I have a multi-threaded program, one thread drawing to a window and handling it, the other handling stdin.

The thread which handles stdin is something like this:
char[] buf;
while(true) {
    readln(buf);
}

The window thread also has to receive close-events from the OS, such as when the user pressed Ctrl-Q or whatnot.
The following code is what I used to terminate my program:
import core.runtime : Runtime;
import core.stdc.stdlib : exit;
Runtime.terminate;
exit(0);

However this doesn't work, because Runtime.terminate waits for the other threads to terminate before proceeding.

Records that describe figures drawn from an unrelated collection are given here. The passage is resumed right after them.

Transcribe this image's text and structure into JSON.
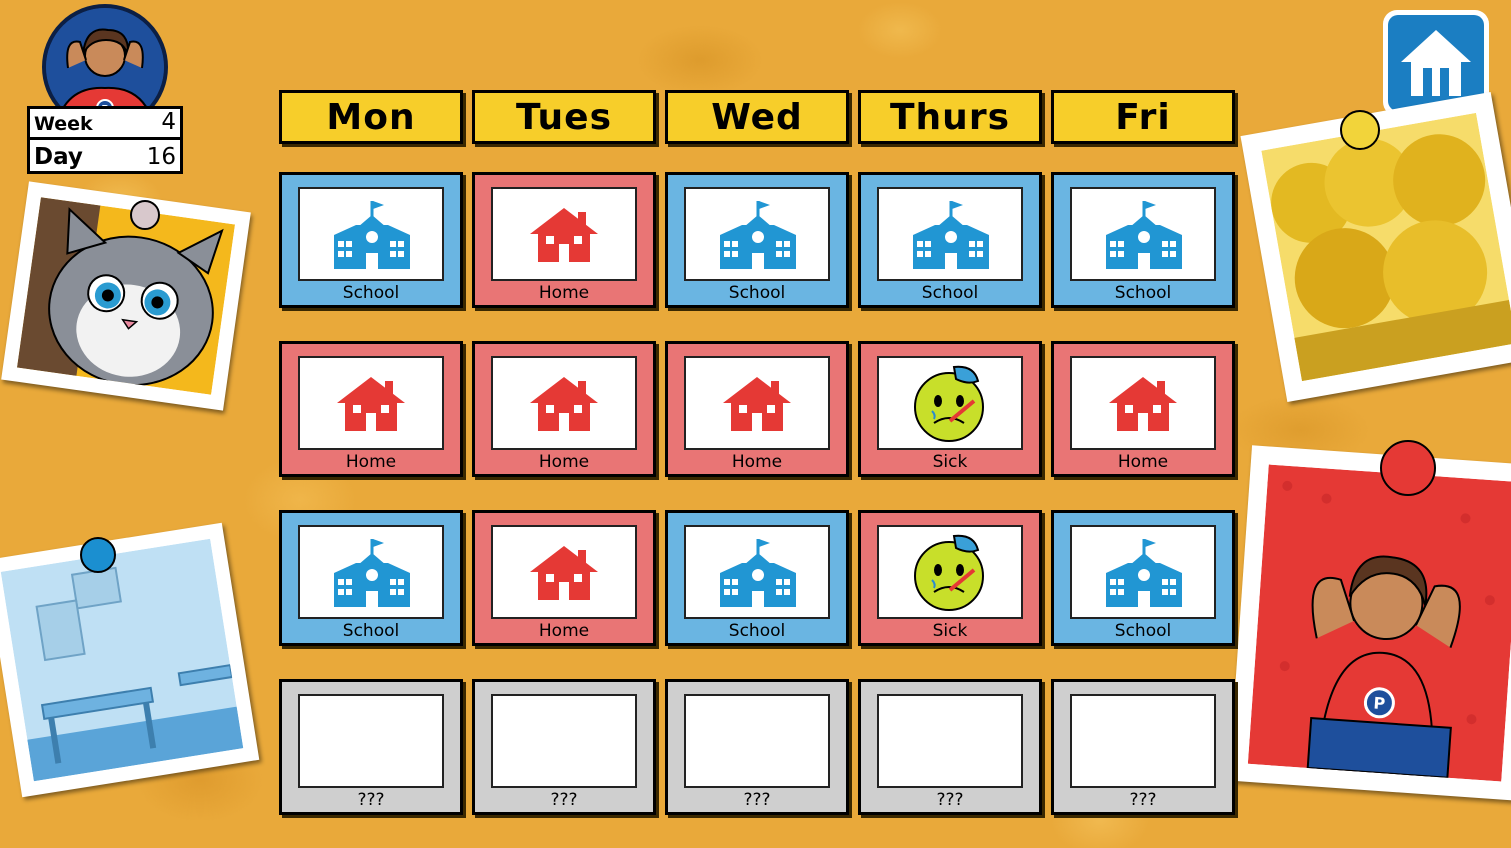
{
  "stats": {
    "week_label": "Week",
    "week_value": "4",
    "day_label": "Day",
    "day_value": "16"
  },
  "home_button": {
    "icon": "home-icon",
    "color": "#1b7ec2"
  },
  "days": [
    "Mon",
    "Tues",
    "Wed",
    "Thurs",
    "Fri"
  ],
  "grid": [
    [
      {
        "type": "school",
        "label": "School"
      },
      {
        "type": "home",
        "label": "Home"
      },
      {
        "type": "school",
        "label": "School"
      },
      {
        "type": "school",
        "label": "School"
      },
      {
        "type": "school",
        "label": "School"
      }
    ],
    [
      {
        "type": "home",
        "label": "Home"
      },
      {
        "type": "home",
        "label": "Home"
      },
      {
        "type": "home",
        "label": "Home"
      },
      {
        "type": "sick",
        "label": "Sick"
      },
      {
        "type": "home",
        "label": "Home"
      }
    ],
    [
      {
        "type": "school",
        "label": "School"
      },
      {
        "type": "home",
        "label": "Home"
      },
      {
        "type": "school",
        "label": "School"
      },
      {
        "type": "sick",
        "label": "Sick"
      },
      {
        "type": "school",
        "label": "School"
      }
    ],
    [
      {
        "type": "unknown",
        "label": "???"
      },
      {
        "type": "unknown",
        "label": "???"
      },
      {
        "type": "unknown",
        "label": "???"
      },
      {
        "type": "unknown",
        "label": "???"
      },
      {
        "type": "unknown",
        "label": "???"
      }
    ]
  ],
  "colors": {
    "school_card": "#6ab5e2",
    "home_card": "#e97575",
    "unknown_card": "#cfcfcf",
    "header": "#f7ce2a",
    "school_icon": "#2196d3",
    "home_icon": "#e53935",
    "background": "#e9a93a"
  },
  "photos": [
    "cat-photo",
    "classroom-photo",
    "autumn-trees-photo",
    "character-photo"
  ]
}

So I thought about replacing my above loop with somethings like this:
while(NOTCLOSING) {
    ...
}

But this doesn't work either, because the conditional clause first gets read when a single loop finishes.
And my loop won't finish until I give it input via stdin.
This means that I can't use e.g. the close button for closing the button, without also writing to stdin.

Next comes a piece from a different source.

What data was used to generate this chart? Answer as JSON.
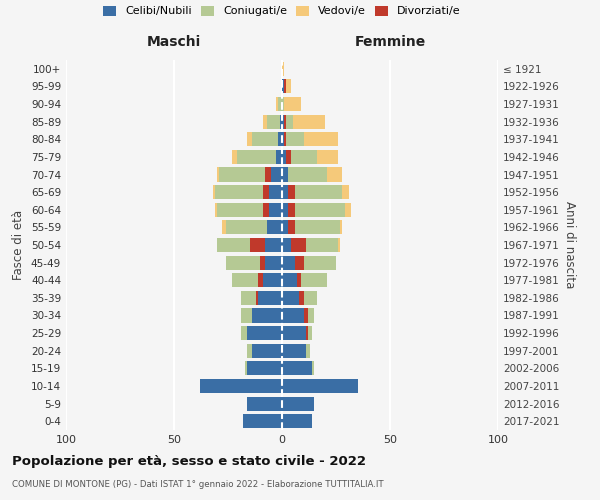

Because of this, I have to resort to an exit(0) alone, forcing the program to terminate without running destructors (static destructors are my concern here..) of any kind.

Thus, my question is: Is there any way to cancel the read from stdin prematurely from another thread, so that the thread can finish?

Or perhaps, just running the shared static destructors alone, so that at least they can get run before closing via exit?